Chui M. H. , Ozbey N. C. , Ezzat S., Kapran Y. , Erbil Y. , Asa S. L.

ENDOCRINE PATHOLOGY, vol.20, no.4, pp.256-261, 2009 (Journal Indexed in SCI) identifier identifier identifier

  • Publication Type: Article / Article
  • Volume: 20 Issue: 4
  • Publication Date: 2009
  • Doi Number: 10.1007/s12022-009-9090-2
  • Title of Journal : ENDOCRINE PATHOLOGY
  • Page Numbers: pp.256-261


Transient pregnancy-induced Cushing's syndrome (CS) is extremely rare, with only several cases reported in the literature. Ectopic LH/hCG-receptors (LHCGR) in the adrenal gland have been suggested to be involved in the pathogenesis of this condition. We report the clinical, molecular, and genetic features of a patient with pregnancy-induced CS. A 29-year-old female patient developed CS during multiple pregnancies, leading to repeated miscarriage. Signs and symptoms of hypercortisolism resolved soon after delivery or abortion, only to recur in subsequent pregnancies. In the non-pregnant state, hCG stimulation testing resulted in elevated cortisol levels. Serum cortisol was not suppressible with dexamethasone. The adrenals exhibited bilateral adrenal cortical nodular hyperplasia. Quantitative RT-PCR revealed a 2-fold increase in LHCGR and progesterone receptor mRNA expression and decreased estrogen receptor-beta expression in the patient's adrenal tissue relative to normal adrenals. Higher intensity of immunostaining for LHCGR was observed, particularly within the nodular lesions, compared to controls.

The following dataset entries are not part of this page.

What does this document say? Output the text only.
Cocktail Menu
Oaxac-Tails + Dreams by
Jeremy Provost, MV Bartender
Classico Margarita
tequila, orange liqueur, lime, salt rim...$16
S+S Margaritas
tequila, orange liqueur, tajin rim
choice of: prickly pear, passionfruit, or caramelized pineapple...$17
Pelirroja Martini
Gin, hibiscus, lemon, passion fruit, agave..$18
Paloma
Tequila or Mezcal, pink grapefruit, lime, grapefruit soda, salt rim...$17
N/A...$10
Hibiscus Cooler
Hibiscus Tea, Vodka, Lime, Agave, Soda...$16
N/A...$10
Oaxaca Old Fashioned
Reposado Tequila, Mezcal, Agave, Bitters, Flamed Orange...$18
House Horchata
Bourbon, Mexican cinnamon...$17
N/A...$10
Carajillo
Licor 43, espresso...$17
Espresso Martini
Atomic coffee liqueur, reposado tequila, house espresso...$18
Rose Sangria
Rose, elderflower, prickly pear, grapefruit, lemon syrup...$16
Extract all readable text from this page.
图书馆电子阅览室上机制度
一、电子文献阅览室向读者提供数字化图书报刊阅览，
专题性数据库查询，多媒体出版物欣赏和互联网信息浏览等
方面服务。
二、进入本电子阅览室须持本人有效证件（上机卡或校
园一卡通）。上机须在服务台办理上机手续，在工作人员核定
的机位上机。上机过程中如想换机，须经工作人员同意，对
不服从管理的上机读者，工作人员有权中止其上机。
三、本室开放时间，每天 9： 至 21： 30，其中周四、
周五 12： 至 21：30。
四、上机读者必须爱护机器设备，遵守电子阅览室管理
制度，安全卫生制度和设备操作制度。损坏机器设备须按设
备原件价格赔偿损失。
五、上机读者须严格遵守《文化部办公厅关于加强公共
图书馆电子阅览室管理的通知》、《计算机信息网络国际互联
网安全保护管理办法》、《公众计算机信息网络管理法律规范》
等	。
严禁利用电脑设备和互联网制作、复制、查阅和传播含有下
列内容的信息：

Quantitative PCR revealed a LHCGR-to-beta-actin ratio of 1.5 in genomic DNA from adrenal and peripheral leukocytes, suggesting the presence of a germline duplication of the LHCGR gene. LHCGR overexpression resulting from germline gene duplication may be a potential pathogenic mechanism underlying this case of pregnancy-induced CS.